Note that downloading data and publishing it are different, and permission to do one does not imply permission to do the other.

Specific sites have specific terms explaining how researchers may access their data and what they are permitted to do with it. Some are very generous with their access provisions, while some do not allow re-use at all. Many sites allow their data to be used for research but prohibit commercial re-use.

If you have created the textual data yourself (e.g. by conducting interviews or surveys), then you own the copyright and you do not need to seek copyright clearance, provided you do not substantially reproduce your subjects' exact words (note that the ethical considerations listed above still apply). The same applies for material that is out of copyright or is in the public domain.

A quick checklist might be:

How will the data be downloaded? Directly from the web, or via an API?
To what degree is the data set in the public domain? Who is it owned by, if not?
Is there an agreement or terms of use that you agreed to? What does it say about allowed or excluded uses?
Do you have any plans to commercialise your research? Is that allowed by your access agreement?
Will your published data be 'substantially similar' to the mined dataset?
Will you be mixing different data sources? You might need to comply with both sets of terms, if they exist.

If you are unclear about these questions it is better to get advice from the Information Policy Officer before you start, rather than be forced to retract your paper later.

Licencing

Not all library licensed sources allow text mining and you may breach the university's license agreement with the publisher if you do not check their licencing permissions prior to conducting any text and data mining activities.

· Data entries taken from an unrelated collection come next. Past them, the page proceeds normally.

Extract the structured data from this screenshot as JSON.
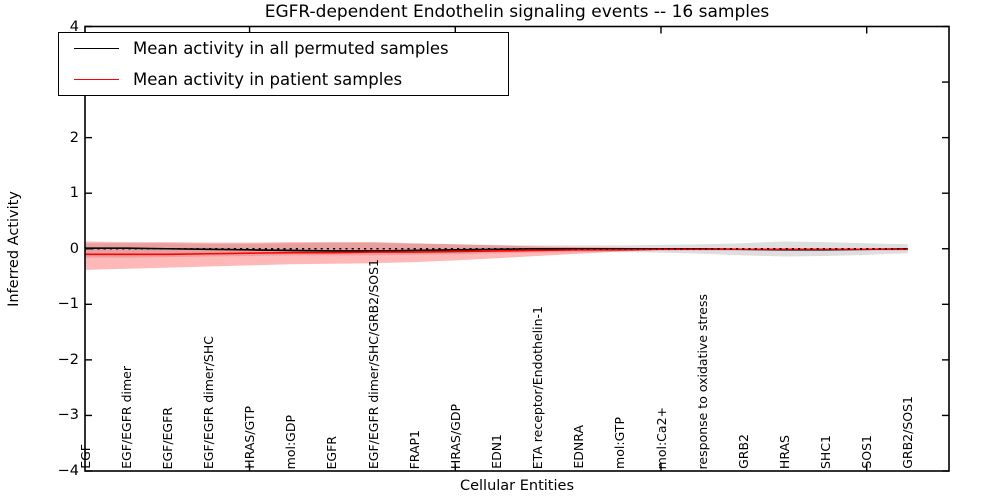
{
  "figure": {
    "title": "EGFR-dependent Endothelin signaling events -- 16 samples",
    "xlabel": "Cellular Entities",
    "ylabel": "Inferred Activity"
  },
  "legend": {
    "position": "upper left",
    "items": [
      {
        "label": "Mean activity in all permuted samples",
        "color": "#000000"
      },
      {
        "label": "Mean activity in patient samples",
        "color": "#ff0000"
      }
    ]
  },
  "chart_data": {
    "type": "line",
    "title": "EGFR-dependent Endothelin signaling events -- 16 samples",
    "xlabel": "Cellular Entities",
    "ylabel": "Inferred Activity",
    "ylim": [
      -4,
      4
    ],
    "yticks": [
      4,
      3,
      2,
      1,
      0,
      -1,
      -2,
      -3,
      -4
    ],
    "xtick_mark_category_indices": [
      4,
      9,
      14,
      19
    ],
    "grid": false,
    "legend_position": "upper left",
    "categories": [
      "EGF",
      "EGF/EGFR dimer",
      "EGF/EGFR",
      "EGF/EGFR dimer/SHC",
      "HRAS/GTP",
      "mol:GDP",
      "EGFR",
      "EGF/EGFR dimer/SHC/GRB2/SOS1",
      "FRAP1",
      "HRAS/GDP",
      "EDN1",
      "ETA receptor/Endothelin-1",
      "EDNRA",
      "mol:GTP",
      "mol:Ca2+",
      "response to oxidative stress",
      "GRB2",
      "HRAS",
      "SHC1",
      "SOS1",
      "GRB2/SOS1"
    ],
    "series": [
      {
        "name": "Mean activity in all permuted samples",
        "color": "#000000",
        "style": "solid",
        "values": [
          0.01,
          0.01,
          0,
          -0.01,
          -0.02,
          -0.03,
          -0.04,
          -0.04,
          -0.03,
          -0.02,
          -0.01,
          0,
          0,
          0,
          0,
          0,
          -0.01,
          -0.02,
          -0.02,
          -0.01,
          0
        ]
      },
      {
        "name": "Mean activity in patient samples",
        "color": "#ff0000",
        "style": "solid",
        "values": [
          -0.1,
          -0.1,
          -0.1,
          -0.09,
          -0.08,
          -0.07,
          -0.07,
          -0.06,
          -0.06,
          -0.05,
          -0.04,
          -0.03,
          -0.02,
          -0.02,
          -0.01,
          -0.01,
          -0.01,
          -0.01,
          -0.01,
          -0.01,
          -0.01
        ]
      },
      {
        "name": "zero reference",
        "color": "#000000",
        "style": "dotted",
        "values": [
          0,
          0,
          0,
          0,
          0,
          0,
          0,
          0,
          0,
          0,
          0,
          0,
          0,
          0,
          0,
          0,
          0,
          0,
          0,
          0,
          0
        ]
      }
    ],
    "bands": [
      {
        "name": "permuted samples spread",
        "color": "rgba(0,0,0,0.13)",
        "upper": [
          0.1,
          0.1,
          0.1,
          0.09,
          0.09,
          0.1,
          0.11,
          0.11,
          0.09,
          0.08,
          0.07,
          0.06,
          0.06,
          0.06,
          0.07,
          0.08,
          0.1,
          0.13,
          0.12,
          0.1,
          0.08
        ],
        "lower": [
          -0.16,
          -0.16,
          -0.15,
          -0.14,
          -0.13,
          -0.12,
          -0.12,
          -0.12,
          -0.11,
          -0.1,
          -0.08,
          -0.07,
          -0.06,
          -0.06,
          -0.07,
          -0.09,
          -0.12,
          -0.14,
          -0.13,
          -0.11,
          -0.08
        ]
      },
      {
        "name": "patient samples spread",
        "color": "rgba(255,0,0,0.28)",
        "upper": [
          0.13,
          0.12,
          0.12,
          0.11,
          0.11,
          0.12,
          0.12,
          0.12,
          0.1,
          0.08,
          0.06,
          0.04,
          0.03,
          0.02,
          0.01,
          0,
          -0.01,
          -0.01,
          -0.01,
          -0.01,
          -0.01
        ],
        "lower": [
          -0.38,
          -0.36,
          -0.34,
          -0.32,
          -0.3,
          -0.28,
          -0.27,
          -0.26,
          -0.24,
          -0.21,
          -0.17,
          -0.13,
          -0.09,
          -0.05,
          -0.02,
          -0.01,
          -0.01,
          -0.01,
          -0.01,
          -0.01,
          -0.01
        ]
      }
    ]
  }
}
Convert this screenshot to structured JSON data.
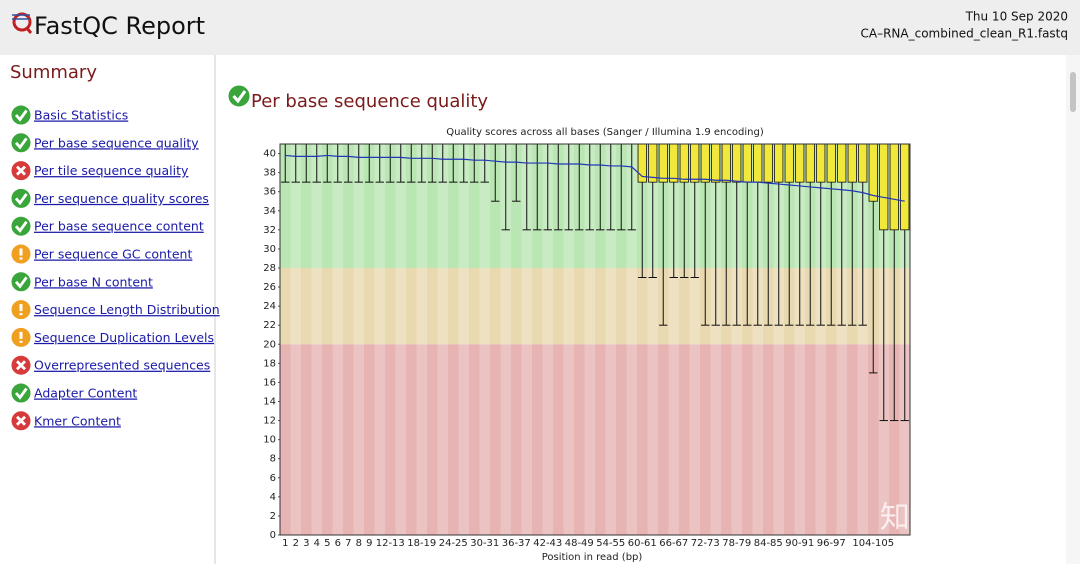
{
  "header": {
    "title": "FastQC Report",
    "date": "Thu 10 Sep 2020",
    "file": "CA–RNA_combined_clean_R1.fastq"
  },
  "summary": {
    "title": "Summary",
    "modules": [
      {
        "label": "Basic Statistics",
        "status": "pass"
      },
      {
        "label": "Per base sequence quality",
        "status": "pass"
      },
      {
        "label": "Per tile sequence quality",
        "status": "fail"
      },
      {
        "label": "Per sequence quality scores",
        "status": "pass"
      },
      {
        "label": "Per base sequence content",
        "status": "pass"
      },
      {
        "label": "Per sequence GC content",
        "status": "warn"
      },
      {
        "label": "Per base N content",
        "status": "pass"
      },
      {
        "label": "Sequence Length Distribution",
        "status": "warn"
      },
      {
        "label": "Sequence Duplication Levels",
        "status": "warn"
      },
      {
        "label": "Overrepresented sequences",
        "status": "fail"
      },
      {
        "label": "Adapter Content",
        "status": "pass"
      },
      {
        "label": "Kmer Content",
        "status": "fail"
      }
    ]
  },
  "section": {
    "title": "Per base sequence quality",
    "status": "pass"
  },
  "watermark": "知乎 @Jade",
  "chart_data": {
    "type": "boxplot",
    "title": "Quality scores across all bases (Sanger / Illumina 1.9 encoding)",
    "xlabel": "Position in read (bp)",
    "categories": [
      "1",
      "2",
      "3",
      "4",
      "5",
      "6",
      "7",
      "8",
      "9",
      null,
      "12-13",
      null,
      null,
      "18-19",
      null,
      null,
      "24-25",
      null,
      null,
      "30-31",
      null,
      null,
      "36-37",
      null,
      null,
      "42-43",
      null,
      null,
      "48-49",
      null,
      null,
      "54-55",
      null,
      null,
      "60-61",
      null,
      null,
      "66-67",
      null,
      null,
      "72-73",
      null,
      null,
      "78-79",
      null,
      null,
      "84-85",
      null,
      null,
      "90-91",
      null,
      null,
      "96-97",
      null,
      null,
      null,
      "104-105",
      null,
      null,
      null
    ],
    "low": [
      37,
      37,
      37,
      37,
      37,
      37,
      37,
      37,
      37,
      37,
      37,
      37,
      37,
      37,
      37,
      37,
      37,
      37,
      37,
      37,
      35,
      32,
      35,
      32,
      32,
      32,
      32,
      32,
      32,
      32,
      32,
      32,
      32,
      32,
      27,
      27,
      22,
      27,
      27,
      27,
      22,
      22,
      22,
      22,
      22,
      22,
      22,
      22,
      22,
      22,
      22,
      22,
      22,
      22,
      22,
      22,
      17,
      12,
      12,
      12
    ],
    "q1": [
      41,
      41,
      41,
      41,
      41,
      41,
      41,
      41,
      41,
      41,
      41,
      41,
      41,
      41,
      41,
      41,
      41,
      41,
      41,
      41,
      41,
      41,
      41,
      41,
      41,
      41,
      41,
      41,
      41,
      41,
      41,
      41,
      41,
      41,
      37,
      37,
      37,
      37,
      37,
      37,
      37,
      37,
      37,
      37,
      37,
      37,
      37,
      37,
      37,
      37,
      37,
      37,
      37,
      37,
      37,
      37,
      35,
      32,
      32,
      32
    ],
    "median": [
      41,
      41,
      41,
      41,
      41,
      41,
      41,
      41,
      41,
      41,
      41,
      41,
      41,
      41,
      41,
      41,
      41,
      41,
      41,
      41,
      41,
      41,
      41,
      41,
      41,
      41,
      41,
      41,
      41,
      41,
      41,
      41,
      41,
      41,
      41,
      41,
      41,
      41,
      41,
      41,
      41,
      41,
      41,
      41,
      41,
      41,
      41,
      41,
      41,
      41,
      41,
      41,
      41,
      41,
      41,
      41,
      41,
      41,
      41,
      41
    ],
    "q3": [
      41,
      41,
      41,
      41,
      41,
      41,
      41,
      41,
      41,
      41,
      41,
      41,
      41,
      41,
      41,
      41,
      41,
      41,
      41,
      41,
      41,
      41,
      41,
      41,
      41,
      41,
      41,
      41,
      41,
      41,
      41,
      41,
      41,
      41,
      41,
      41,
      41,
      41,
      41,
      41,
      41,
      41,
      41,
      41,
      41,
      41,
      41,
      41,
      41,
      41,
      41,
      41,
      41,
      41,
      41,
      41,
      41,
      41,
      41,
      41
    ],
    "high": [
      41,
      41,
      41,
      41,
      41,
      41,
      41,
      41,
      41,
      41,
      41,
      41,
      41,
      41,
      41,
      41,
      41,
      41,
      41,
      41,
      41,
      41,
      41,
      41,
      41,
      41,
      41,
      41,
      41,
      41,
      41,
      41,
      41,
      41,
      41,
      41,
      41,
      41,
      41,
      41,
      41,
      41,
      41,
      41,
      41,
      41,
      41,
      41,
      41,
      41,
      41,
      41,
      41,
      41,
      41,
      41,
      41,
      41,
      41,
      41
    ],
    "mean": {
      "color": "#2236b8",
      "values": [
        39.8,
        39.7,
        39.7,
        39.7,
        39.8,
        39.7,
        39.7,
        39.6,
        39.6,
        39.6,
        39.6,
        39.6,
        39.5,
        39.5,
        39.5,
        39.4,
        39.4,
        39.4,
        39.3,
        39.3,
        39.2,
        39.1,
        39.1,
        39.0,
        39.0,
        39.0,
        38.9,
        38.9,
        38.9,
        38.8,
        38.8,
        38.7,
        38.7,
        38.6,
        37.6,
        37.5,
        37.4,
        37.4,
        37.3,
        37.3,
        37.3,
        37.2,
        37.2,
        37.1,
        37.0,
        37.0,
        36.9,
        36.8,
        36.7,
        36.6,
        36.5,
        36.4,
        36.3,
        36.2,
        36.1,
        35.9,
        35.6,
        35.4,
        35.2,
        35.0
      ]
    },
    "box_color": "#f2e83c",
    "median_color": "#d01818",
    "zones": [
      {
        "from": 28,
        "to": 41,
        "color": "#b9e6b2"
      },
      {
        "from": 20,
        "to": 28,
        "color": "#e9d9b0"
      },
      {
        "from": 0,
        "to": 20,
        "color": "#e7b3b3"
      }
    ],
    "ylim": [
      0,
      41
    ],
    "yticks": [
      0,
      2,
      4,
      6,
      8,
      10,
      12,
      14,
      16,
      18,
      20,
      22,
      24,
      26,
      28,
      30,
      32,
      34,
      36,
      38,
      40
    ]
  }
}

It is also important to be considerate of other users when downloading large amounts of data from licenced sources as this can impact response times or in some cases, trigger automatic lockouts preventing further access. Contact the Library if you intend to download content in bulk and for further information on text and data mining permissions.

Use it Cite it

Published textual data is cited in the same way as other scholarly outputs, with variation in styles and formats. Raw data for text analysis, stop word lists, algorithms, visualisations and other textual data transformation methods borrowed from others should be cited.

Griffith University Library Referencing Guides illustrates how to cite data according to common styles.

Support and training

Griffith University digital texts and data workshops for researchers via RED
Training includes, locating digital texts and tools for HASS, managing data, data cleaning and processing, data analysis, visualisation methods and tools, survey tools and more.

eResearch Services
Specialist IT services for researchers including high performance computing, research data storage, data collection tools, and programming workshops.

Hacky Hour
Get online help from eResearch & Library staff with OpenRefine, R, Python, SQL and Bash coding. Practice your new programming skills in a supportive environment. Learn about HPC or virtual machines, what is available and how to use them, and catch up with other researchers learning to wrangle their data. Access the online sessions each Thursday via the calendar.

External training
Programming Historian - novice-friendly, peer-reviewed online tutorials that help humanists learn a wide range of digital tools, techniques, and workflows to facilitate research and teaching. Available in English, Spanish and French.

Digital Observatory (QUT) - offers assistance for researchers with determining the data and analytical requirements for their projects. The Digital Observatory hosts Office Hours, regular Zoom sessions open to all Australian researchers working with linguistics, text analytics, digital and computational methods, social media and web archives. Tap into the expertise of ARDC research infrastructure project members during Office Hours sessions.